Feb 27, 2003 4:39 pm US/Eastern
(NEW YORK) Robberies and bomb threats in the two years before a 1997 fatal shooting rampage atop the Empire State Building have convinced a Manhattan judge to let a lawsuit proceed against the 102-story landmark.

State Supreme Court Justice Edward Lehner said the lawsuit filed by the shooting survivors, who contend that the building's owners and operators provided inadequate security, should be decided by a jury.

Lehner said the defendants "have shown that significant precautions were undertaken by them," but the question for the jury "will be whether the security provisions in effect in the ESB in 1997 were reasonable under the standards then prevailing."

The lawsuit stems from the shooting by Ali Hassan Abu Kamal, a Palestinian school teacher, on the 86th-floor observation deck on Feb. 23, 1997. Kamal, 69, killed one man and wounded five others before shooting himself to death.

Kamal, who entered the United States as a tourist from Gaza, had with him a "document of honor" in which he listed four classes of "arch enemies who should be wiped out and uprooted," police reported after they searched his body.

Police also recovered his a .380 Beretta semi-automatic handgun that he bought after getting an official Florida identification card using the address of his hotel.

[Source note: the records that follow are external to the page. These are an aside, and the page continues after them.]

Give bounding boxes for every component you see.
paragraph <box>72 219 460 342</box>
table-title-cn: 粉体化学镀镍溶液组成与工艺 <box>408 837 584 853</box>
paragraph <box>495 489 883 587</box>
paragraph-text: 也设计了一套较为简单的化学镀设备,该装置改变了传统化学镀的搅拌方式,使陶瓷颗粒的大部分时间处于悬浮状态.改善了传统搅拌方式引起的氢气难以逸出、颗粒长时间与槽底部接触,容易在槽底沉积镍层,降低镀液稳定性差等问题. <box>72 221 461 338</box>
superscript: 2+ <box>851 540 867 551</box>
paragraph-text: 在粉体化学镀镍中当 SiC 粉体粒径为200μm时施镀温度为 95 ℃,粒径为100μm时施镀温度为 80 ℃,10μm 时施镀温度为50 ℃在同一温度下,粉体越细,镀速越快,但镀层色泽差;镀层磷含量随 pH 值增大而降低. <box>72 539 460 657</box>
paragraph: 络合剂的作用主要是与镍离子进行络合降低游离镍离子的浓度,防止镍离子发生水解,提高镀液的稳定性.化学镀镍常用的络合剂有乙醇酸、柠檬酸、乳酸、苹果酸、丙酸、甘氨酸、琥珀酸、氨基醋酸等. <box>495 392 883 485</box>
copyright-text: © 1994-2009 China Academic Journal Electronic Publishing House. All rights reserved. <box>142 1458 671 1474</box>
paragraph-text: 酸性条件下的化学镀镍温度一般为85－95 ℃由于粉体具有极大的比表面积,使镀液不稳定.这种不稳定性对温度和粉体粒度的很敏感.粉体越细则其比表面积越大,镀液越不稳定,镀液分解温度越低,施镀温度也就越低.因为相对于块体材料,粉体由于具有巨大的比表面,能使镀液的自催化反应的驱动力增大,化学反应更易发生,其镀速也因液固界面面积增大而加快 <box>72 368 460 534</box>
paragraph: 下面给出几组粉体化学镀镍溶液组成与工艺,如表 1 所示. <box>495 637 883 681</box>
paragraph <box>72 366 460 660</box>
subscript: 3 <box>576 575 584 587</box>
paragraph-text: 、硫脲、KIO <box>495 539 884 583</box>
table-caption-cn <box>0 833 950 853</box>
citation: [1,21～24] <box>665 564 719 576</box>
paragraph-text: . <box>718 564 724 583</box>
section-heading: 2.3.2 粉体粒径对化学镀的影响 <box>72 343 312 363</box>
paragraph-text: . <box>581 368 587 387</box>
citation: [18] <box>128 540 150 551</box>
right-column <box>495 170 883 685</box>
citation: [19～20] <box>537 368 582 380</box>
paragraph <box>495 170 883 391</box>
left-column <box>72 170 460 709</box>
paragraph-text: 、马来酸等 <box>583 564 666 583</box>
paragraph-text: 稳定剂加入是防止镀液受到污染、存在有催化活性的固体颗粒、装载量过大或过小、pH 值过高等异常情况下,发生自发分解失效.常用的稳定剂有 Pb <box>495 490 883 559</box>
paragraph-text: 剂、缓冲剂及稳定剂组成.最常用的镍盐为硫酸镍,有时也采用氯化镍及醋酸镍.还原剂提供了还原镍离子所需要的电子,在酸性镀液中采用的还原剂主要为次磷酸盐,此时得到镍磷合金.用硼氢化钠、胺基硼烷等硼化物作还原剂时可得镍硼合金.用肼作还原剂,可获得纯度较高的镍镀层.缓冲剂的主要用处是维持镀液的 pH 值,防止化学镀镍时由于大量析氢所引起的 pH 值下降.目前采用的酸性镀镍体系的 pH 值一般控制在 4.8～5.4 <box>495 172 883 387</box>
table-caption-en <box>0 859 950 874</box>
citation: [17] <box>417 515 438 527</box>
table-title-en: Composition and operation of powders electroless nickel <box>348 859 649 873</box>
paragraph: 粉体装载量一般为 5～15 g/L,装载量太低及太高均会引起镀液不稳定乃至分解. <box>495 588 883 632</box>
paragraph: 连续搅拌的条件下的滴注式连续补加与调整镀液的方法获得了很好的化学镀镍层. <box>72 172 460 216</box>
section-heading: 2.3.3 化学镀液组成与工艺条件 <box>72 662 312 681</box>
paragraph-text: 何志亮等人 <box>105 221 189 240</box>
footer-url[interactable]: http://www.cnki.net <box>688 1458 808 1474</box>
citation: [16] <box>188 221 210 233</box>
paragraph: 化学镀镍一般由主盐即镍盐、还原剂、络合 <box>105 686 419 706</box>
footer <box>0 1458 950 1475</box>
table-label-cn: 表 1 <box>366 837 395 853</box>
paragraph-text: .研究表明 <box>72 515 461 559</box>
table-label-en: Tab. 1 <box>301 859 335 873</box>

The defendants argue that their building has 900 tenants who employ 15,000 people and who have 10,000 visitors a day. They also say the observation deck gets 10,000 visitors each weekday and 25,000 a day on weekends. Despite the large numbers of people entering the building, defendants say, there were just two reported muggings or assaults from 1995 until the shooting.

But the judge noted that 14 gunpoint or knifepoint robberies occurred in the building's commercial stores or on its adjoining sidewalks, and the building received 20 bomb threats during that period.

Lehner also said that after the 1993 bombing of the World Trade Center, the defendants were aware that the Empire State Building, one of this country's most famous structures, could be the site of a terrorist attack.

Attorney Michael Vogel, who represents shooting victim Jakob Schaad, said the building's operators "were on notice and their internal documents show that they were on notice. After 1993 they wrote to the police and said, 'We could be a target."'

Lehner said the building had a large security staff -- 20 guards stationed around the building, a closed-circuit television system, and one unarmed plainclothes security officer on the observation deck.

At one point, the judge said, security guards began checking bags that were brought into the building but they soon ended that procedure.

Vogel said building operators "were concerned about the image, about tenants complaining that the place was an 'armed camp,' so they stopped the bag searches and they never installed metal detectors. Obviously the security was inadequate.".....

http://1010wins.com/topstories/winstopstories_story_058164227.html
 
They should also sue the City of New York for creating a situation (unarmed populace) in which the criminal could do as he pleased with no one to stop him.
 
Assuming that the Empire State Building will have to testify in its own defense, where will they hold the trial? In Central Park?

And, if found guilty, where will they confine the building to? It's not like Rikers Island has 300'x300'x 500' cells.